Fredy Mayer neuer Präsident des Österreichischen Roten Kreuzes - Verleihung von Humanitätspreisen der Heinrich-Treichl-Stiftung

Wien (OTS) - Der ehemalige Präsident des Landesverbandes Vorarlberg und Landesrat a.D. Fredy Mayer wurde heute, Mittwoch, zum neuen Präsidenten des Österreichischen Roten Kreuzes gewählt. "Ich freue mich auf diese neue Herausforderung", so Mayer. "Das Rote Kreuz hat allen Grund, auf seine bisherigen Leistungen stolz zu sein. Doch es gibt noch viel zu tun, und Veränderungen sind notwendig, um bestehende Probleme zu lösen." Der scheidende Präsident und nunmehrige Ehrenpräsident Dr. Heinrich Treichl hat 25 Jahre lang die Entwicklung des Roten Kreuzes wesentlich geprägt. "Ich habe menschlich viel mehr bekommen als gegeben. Ich scheide mit großer Dankbarkeit", so Treichl.

Als zukünftige Schwerpunkte der Rotkreuz-Arbeit nennt Präsident Mayer die Ausbildung der Bevölkerung in Erster Hilfe, den Ausbau der Gesundheits- und Sozialen Dienste sowie die verstärkte Zuwendung zum "Nachbar in Not" im eigenen Land. "Wir müssen Veränderungen, die uns begleiten, rechtzeitig erkennen und unser Hilfsangebot bereitstellen", so Mayer.

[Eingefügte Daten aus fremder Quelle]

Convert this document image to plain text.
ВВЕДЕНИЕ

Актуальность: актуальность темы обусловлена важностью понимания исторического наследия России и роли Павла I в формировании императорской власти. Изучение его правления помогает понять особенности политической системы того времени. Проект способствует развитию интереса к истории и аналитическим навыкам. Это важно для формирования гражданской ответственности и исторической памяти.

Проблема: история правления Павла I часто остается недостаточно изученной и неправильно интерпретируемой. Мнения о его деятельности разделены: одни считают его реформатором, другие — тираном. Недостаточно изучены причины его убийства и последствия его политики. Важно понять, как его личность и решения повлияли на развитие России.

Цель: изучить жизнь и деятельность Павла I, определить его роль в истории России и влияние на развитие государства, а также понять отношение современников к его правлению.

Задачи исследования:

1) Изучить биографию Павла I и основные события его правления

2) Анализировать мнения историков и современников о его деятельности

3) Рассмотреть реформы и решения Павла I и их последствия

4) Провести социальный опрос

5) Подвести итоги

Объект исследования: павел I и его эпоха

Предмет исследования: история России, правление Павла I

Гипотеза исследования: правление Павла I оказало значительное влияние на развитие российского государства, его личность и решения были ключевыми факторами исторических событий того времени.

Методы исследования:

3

Während der Präsidentschaft von Dr. Heinrich Treichl vervielfachten sich die Leistungen des Österreichischen Roten Kreuzes. Statt 290 sind nun 435 Dienststellen rund um die Uhr besetzt, die Zahl der Rettungsfahrzeuge hat sich auf 1.800 verdoppelt, die Zahl der jährlich betreuten Patienten stieg von 760.000 auf 1,9 Millionen. Die Forderung nach der Einführung eines flächendeckenden Notarztsystems ist in großem Maße Dr. Treichl zu verdanken, auch die Kampagne gegen Anti-Personen-Minen oder die Aktion "Nachbar in Not" tragen seinen Namen.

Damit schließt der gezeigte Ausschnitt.